Measures, Derek K
Name: Derek Kenneth MEASURES
Born 6 July 1922
Birthplace: Steyning, Sussex
Age at arrival in Buchenwald: 22
Died 9 December 1992 in Surrey, UK, age 70
Service: Royal Air Force
Service ID: 1320887
Service Rank: Flight Sergeant
Duties: Observer
Air Group: 77 Squsdron
Airbase: Elvington, Yorkshire
Aircraft: Halifax bomber HR949
Date shot down: 20 February 1944
Fate of crew: 5 captured quickly, 2 evaded, one of them captured (Measures).
Evasion summary:
Date captured: 6 April 1944
Capture summary: Denounced by local people while staying with Mrs Arsenie Bezayrie. Imprisoned for 7 days in Amiens, then transferred to Fresnes. Bezayrie was sentenced to a year in a concentration camp but survived the war. An interesting account of his experiences can be found by scrolling down the page at https://gmic.co.uk/topic/67225-my-prisoner-of-war-collection/page/8/#comment-703666
Boxcar Transport: 15-20 August 1944, in boxcar #1 or #3
Buchenwald ID: 78413
Notes on Buchenwald internment:
Transferred from Buchenwald to: Stalag Luft III
Kriege ID: 8107
Notes on SLIII internment:
Subsequent transfer to: Marlag und Milag Nord
Notes on internment: Many POWs including Measures were marched out by the SS in early April 1945, headed to Lubek. The column was attacked repeatedly by Allied aircraft.

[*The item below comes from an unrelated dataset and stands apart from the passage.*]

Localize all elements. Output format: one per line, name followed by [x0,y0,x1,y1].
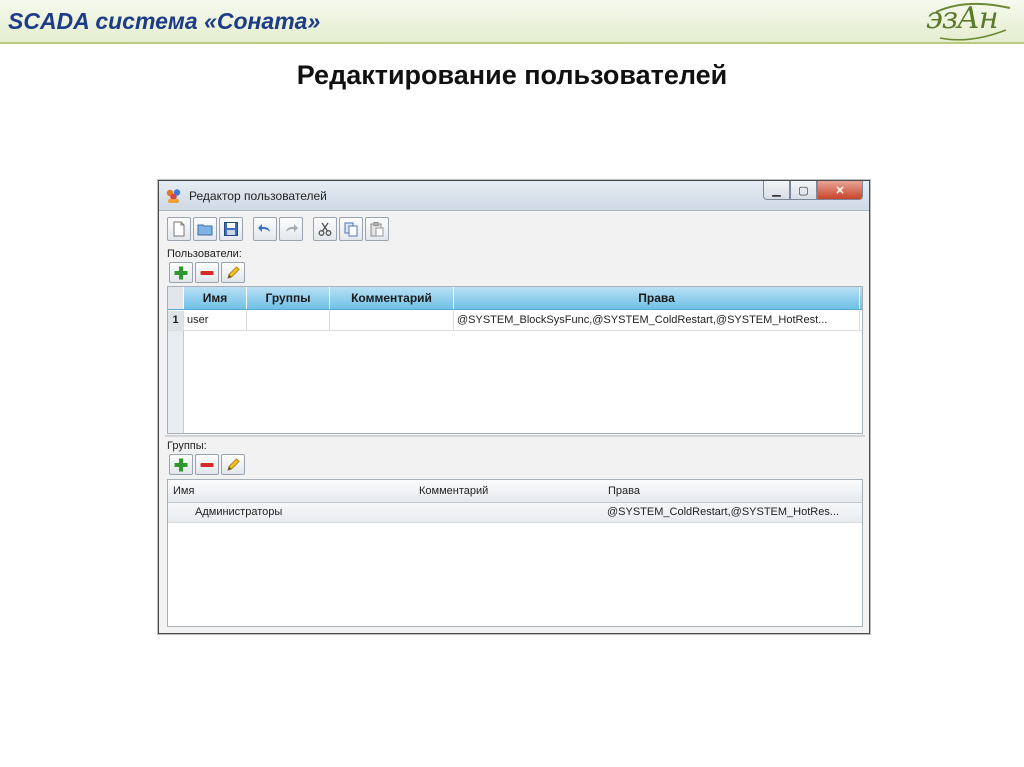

Liberation: Those at Lubek were freed by the the 11th British Guards Armored Division on 2 May 1945, but Measures was taken from Lubek by Germans just before liberation and held in a barn overnight, so he was not "liberated" until 3 May 1945. Those POWs remaining at Marlag-Milag were liberated by the British 2nd Army on 2 May 1945, and airlifted to the UK by 15 May 1945.
Repatriation from ETO:
Discharged:
Veteran status:
Notes on Post-War period: From his grandson: He bought a house in Surrey with land where my father started a pig farm. They lived in what became known as "the large house" for a while but sold it and moved to a small cottage on Holmwood Common that is really isolated aside from a couple for neighbours up the same long unmade track. My parents still lived on the farm that my father built on the land but the pig farm (that my grandfather did help with when he wasn't doing his own job) did not pan out and the pigs are long gone. I remember him running a small tie supply business out of his office in his cottage. He also had a small yacht moored at Christchurch on the south coast which I stayed on a few times and was a member of the a Masonic lodge. So to me he had a pretty good life later on but never got rid of the night terrors from the torture in Amies and Fresnes and couldn't visit the dentist due to the gag reflex the Gestapo left him with having attached mains electricity to a kitchen whisk and forced it into his mouth. He sold his medals saying that no one should get them for being involved with killing civilians and I think the guilt stayed with him also.